A floating XR is determined by market forces, but market forces can be unstable. An economy’s XR could become unstable if demand and supply for its currency keeps changing. Instability creates uncertainty, and uncertainty means agents cannot plan so they cannot invest.
2) Fixed XR.
A fixed XR is where the central bank buys and sells the domestic currency to keep the XR at a chosen fixed level.
A central bank can revalue the XR by using its foreign currency reserves to buy up more of the domestic currency so that the value of the domestic currency rises.
A central bank can devalue the XR by using domestic currency to buy foreign currency so that the value of the domestic currency falls.

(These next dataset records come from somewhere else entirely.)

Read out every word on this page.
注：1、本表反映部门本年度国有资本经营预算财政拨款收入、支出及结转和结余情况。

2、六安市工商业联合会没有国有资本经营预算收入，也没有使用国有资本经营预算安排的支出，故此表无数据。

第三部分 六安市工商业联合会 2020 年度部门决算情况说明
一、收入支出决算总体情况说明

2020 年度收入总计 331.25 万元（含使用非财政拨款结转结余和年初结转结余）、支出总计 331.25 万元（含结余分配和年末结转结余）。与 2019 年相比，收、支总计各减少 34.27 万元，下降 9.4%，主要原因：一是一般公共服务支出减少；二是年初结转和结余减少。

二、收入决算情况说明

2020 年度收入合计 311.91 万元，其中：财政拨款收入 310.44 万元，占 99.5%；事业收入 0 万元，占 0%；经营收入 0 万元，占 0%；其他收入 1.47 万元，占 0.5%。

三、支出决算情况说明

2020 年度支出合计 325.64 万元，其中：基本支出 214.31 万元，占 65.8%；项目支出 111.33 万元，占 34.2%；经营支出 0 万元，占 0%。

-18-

A fixed XR creates stability, stability makes the future more certain so it is easier to plan and invest. A central bank could devalue its domestic currency to make the domestic currency more internationally price competitive so that the current account moves towards a surplus. However, if country A uses a fixed XR to gain international price competitiveness other countries could do the same in retaliation so that there is no change in global XRs. Moreover, a central bank cannot keep buying domestic currency with its foreign exchange reserves because eventually those reserves will deplete.
3) Managed XR.
A managed XR is where the central bank set a target for the XR and allows the XR to float around that target, the central bank will buy/sell the domestic currency to make sure the XR stays close enough to its target.
A managed XR means the domestic currency’s value maintains a degree of stability because the central bank will not let it rise too far above or fall too far below the band it sets. The XR can fluctuate but the target provides some stability, making it easier to plan and invest in the domestic economy.
Effects of An XR Change A fall in the XR causes:
1) Current Account Surplus.
If the £ is weaker, UK exports are cheaper so exports rise, imports are dearer so imports fall and the current account moves towards a surplus.
2) Economic Growth.
If the £ is weaker, UK exports are cheaper so exports rise, imports are dearer so imports fall, the current account moves towards a surplus, AD rises and shifts right so real GDP increases.
If the £ is weaker, UK exports are cheaper so exports rise, imports are dearer so imports fall, the current account moves towards a surplus, AD rises and shifts right so there is demand-pull inflation. Also, because imports are dearer, UK firms’ imported raw materials are dearer, UK firms’ costs rise and there is cost-push inflation.
4) More Employment.
If the £ is weaker, UK exports are cheaper, demand for UK exports rise, UK firms must produce more to export so they must hire more workers and unemployment falls. Additionally, imports are dearer so UK consumers switch to buying more UK goods because they are relatively cheaper, UK firms must produce more so they must hire more workers and unemployment falls.